Rapports de force

Le Conseil de l'Europe a été créé en 1949, un an après l'émergence du Rideau de fer, dans une Europe cloisonnée, un monde qui avait été marqué par la deuxième guerre mondiale. L'idée était de promouvoir des valeurs démocratiques, d'intercompréhension, de coopération. Après 1989, ces valeurs d'origine ont été réactivées. Mais la situation s'était aussi complexifiée.
Le dialogue interculturel
 
"Notre environnement culturel est de plus en plus diversifié, ce qui pose de nouveaux problèmes sociaux et politiques car cette diversité engendre souvent l’intolérance, les stéréotypes, le racisme, la xénophobie, la discrimination et la violence. Le dialogue interculturel a un rôle important à jouer s’agissant de prévenir les divisions ethniques, religieuses, linguistiques et culturelles et de nous permettre d’assumer nos identités différentes de manière constructive et démocratique. Il sert d’outil pour combattre l’intolérance et favoriser la compréhension mutuelle de nos valeurs et de nos modes de pensée.
 
Le Conseil de l'Europe a fait du dialogue interreligieux et interculturel une priorité afin d’assurer une meilleure compréhension entre les cultures, la cohésion sociale et la stabilité. En mai 2008, il a adopté un Livre blanc sur le dialogue interculturel qui met à la disposition des responsables politiques et de la société civile un cadre conceptuel et des lignes directrices pour promouvoir le dialogue interculturel."
 
Source : Site du Conseil de l’Europe

Les dimensions culturelles mais aussi ethniques ont été mises en avant, de même que la notion de dialogue interreligeux. Cela s'est fait pour des raisons qui tiennent en grande partie au contexte (guerre dans les Balkans, 11 Septembre, etc.). Il fallait montrer que le Conseil européen jouait sur ces différents tableaux. Il est d'ailleurs significatif que les langues en fassent partie. On l’a vu dans des conflits intraeuropéens, la relation entre le culturel, le linguistique, l'identitaire et le religieux est souvent très fortement nouée.
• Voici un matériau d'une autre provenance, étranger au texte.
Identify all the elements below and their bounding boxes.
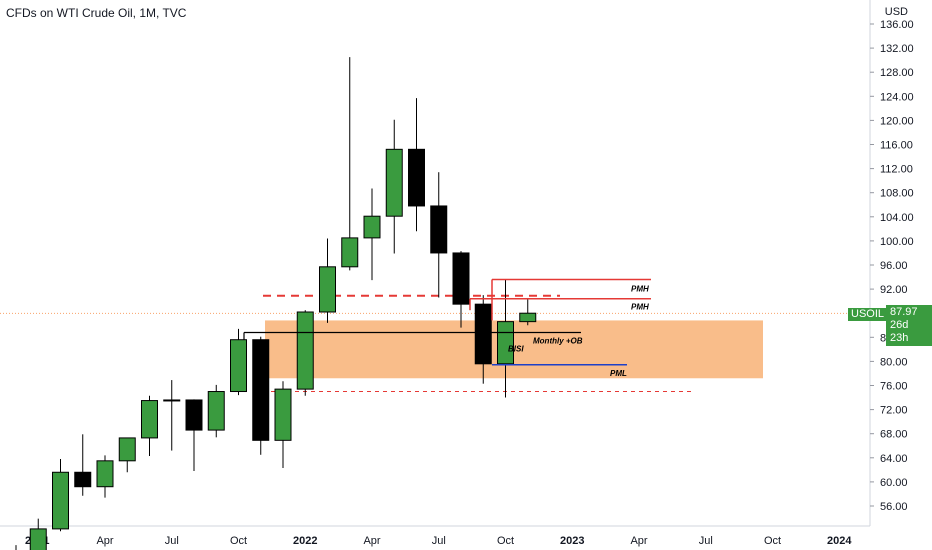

"Les plurilinguismes ne sont pas toujours heureux,
vécus sur le mode de la plénitude."

Le terme de dialogue me paraît un peu trop euphémisant, neutralisant. Très souvent, et cela nous ramène à ces questions de plurilinguismes multiples, ça n’est pas du dialogue mais de la tension, du conflit, du rapport de force, aussi bien au niveau des communautés, qu’au niveau intraindividuel. Les plurilinguismes ne sont pas toujours heureux, vécus sur le mode de la plénitude. Ils peuvent aussi donner lieu à des tensions internes. Toutes ces questions de coopération, de tolérance, de volonté de bienfaisance sont nécessaires à un certain niveau, c’est un message qu’il faut faire passer, mais, en même temps, il faut toujours se rappeler qu’il y a derrière des rapports de force. Louis-Jean Calvet parle de "guerre des langues", de "marché des langues". Il ne s’agit pas de rapports uniquement dialogiques, ou alors, c’est du dialogue qui peut tourner mal dans bien des cas.
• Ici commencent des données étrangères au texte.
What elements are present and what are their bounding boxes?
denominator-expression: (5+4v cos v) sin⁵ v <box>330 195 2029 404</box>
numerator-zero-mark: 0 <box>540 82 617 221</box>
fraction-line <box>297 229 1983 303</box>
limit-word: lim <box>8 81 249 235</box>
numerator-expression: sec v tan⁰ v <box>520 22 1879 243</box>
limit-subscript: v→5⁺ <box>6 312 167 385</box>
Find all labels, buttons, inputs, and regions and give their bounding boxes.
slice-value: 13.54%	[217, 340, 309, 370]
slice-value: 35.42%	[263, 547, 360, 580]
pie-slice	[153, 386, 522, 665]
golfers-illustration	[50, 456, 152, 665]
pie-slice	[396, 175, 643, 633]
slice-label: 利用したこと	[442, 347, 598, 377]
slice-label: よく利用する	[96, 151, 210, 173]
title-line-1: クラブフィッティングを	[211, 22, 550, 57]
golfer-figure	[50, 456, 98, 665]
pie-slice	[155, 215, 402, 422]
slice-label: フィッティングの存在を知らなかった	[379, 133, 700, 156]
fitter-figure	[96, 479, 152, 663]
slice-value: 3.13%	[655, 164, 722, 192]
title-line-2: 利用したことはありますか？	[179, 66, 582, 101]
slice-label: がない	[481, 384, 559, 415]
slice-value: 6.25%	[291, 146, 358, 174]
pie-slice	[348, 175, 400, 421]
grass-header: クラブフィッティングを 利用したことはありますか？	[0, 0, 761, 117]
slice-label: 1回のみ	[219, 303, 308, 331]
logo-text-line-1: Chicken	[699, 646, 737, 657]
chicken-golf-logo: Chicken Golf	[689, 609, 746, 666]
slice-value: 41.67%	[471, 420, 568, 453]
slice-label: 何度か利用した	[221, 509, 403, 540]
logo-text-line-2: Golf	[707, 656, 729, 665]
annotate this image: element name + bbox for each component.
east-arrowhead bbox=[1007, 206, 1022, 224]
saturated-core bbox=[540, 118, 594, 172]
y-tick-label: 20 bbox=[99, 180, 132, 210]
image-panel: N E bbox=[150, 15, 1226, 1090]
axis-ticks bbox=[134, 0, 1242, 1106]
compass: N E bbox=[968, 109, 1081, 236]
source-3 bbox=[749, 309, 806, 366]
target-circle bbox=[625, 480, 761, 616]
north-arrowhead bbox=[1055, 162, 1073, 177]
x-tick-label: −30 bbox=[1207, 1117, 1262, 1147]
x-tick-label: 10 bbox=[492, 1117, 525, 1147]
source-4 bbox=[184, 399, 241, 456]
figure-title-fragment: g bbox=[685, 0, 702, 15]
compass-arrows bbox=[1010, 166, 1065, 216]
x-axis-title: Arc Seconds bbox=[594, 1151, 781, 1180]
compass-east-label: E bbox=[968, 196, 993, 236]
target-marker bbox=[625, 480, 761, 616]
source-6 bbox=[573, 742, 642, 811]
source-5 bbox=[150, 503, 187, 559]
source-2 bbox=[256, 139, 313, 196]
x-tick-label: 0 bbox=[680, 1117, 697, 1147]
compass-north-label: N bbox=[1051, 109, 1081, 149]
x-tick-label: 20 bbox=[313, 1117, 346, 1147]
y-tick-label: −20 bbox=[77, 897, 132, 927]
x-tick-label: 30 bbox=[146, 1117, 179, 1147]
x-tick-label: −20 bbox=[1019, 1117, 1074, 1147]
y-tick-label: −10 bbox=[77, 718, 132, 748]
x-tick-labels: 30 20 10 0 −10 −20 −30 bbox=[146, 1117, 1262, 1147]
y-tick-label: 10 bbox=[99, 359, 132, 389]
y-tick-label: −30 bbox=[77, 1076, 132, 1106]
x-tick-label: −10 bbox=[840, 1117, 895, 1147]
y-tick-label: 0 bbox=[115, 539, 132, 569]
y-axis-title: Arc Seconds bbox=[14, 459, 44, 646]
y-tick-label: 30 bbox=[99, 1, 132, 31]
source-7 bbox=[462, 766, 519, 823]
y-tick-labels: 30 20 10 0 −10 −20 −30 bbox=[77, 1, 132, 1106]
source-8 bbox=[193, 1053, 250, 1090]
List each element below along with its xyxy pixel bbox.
Il faut réglementer dans la mesure où il est possible de le faire. Pour le reste, c’est une affaire de recommandations, de proclamations communes. La Charte des langues régionales et minoritaires (1), par exemple, est en plein dans ces questions de plurilinguisme et de multilinguisme. Les pays qui l’acceptent, qui la signent, qui la ratifient, prennent un certain nombre d'engagements quant à ce qu’ils vont faire en matière de protection des minorités, d’affichage dans les services publics, etc. Il y a des visites régulières, des rapports, mais l'on se doit de respecter le principe de subsidiarité des États (2).

Notes

1. La Charte européenne des langues régionales ou minoritaires a été initiée en 1992. Certains pays, membres de Conseil de l'Europe, comme la France, ne l'ont pas ratifiée. Pour en savoir plus.
2. Les niveaux d'autonomie régionale sont extrêmement variables d'un contexte à un autre, comme cela est apparu avec l'ouverture de l'Europe. Tout ce qui vient d'un lieu international ou supranational peut donner lieu à déclinaisons diverses à l'intérieur d'une même entité nationale.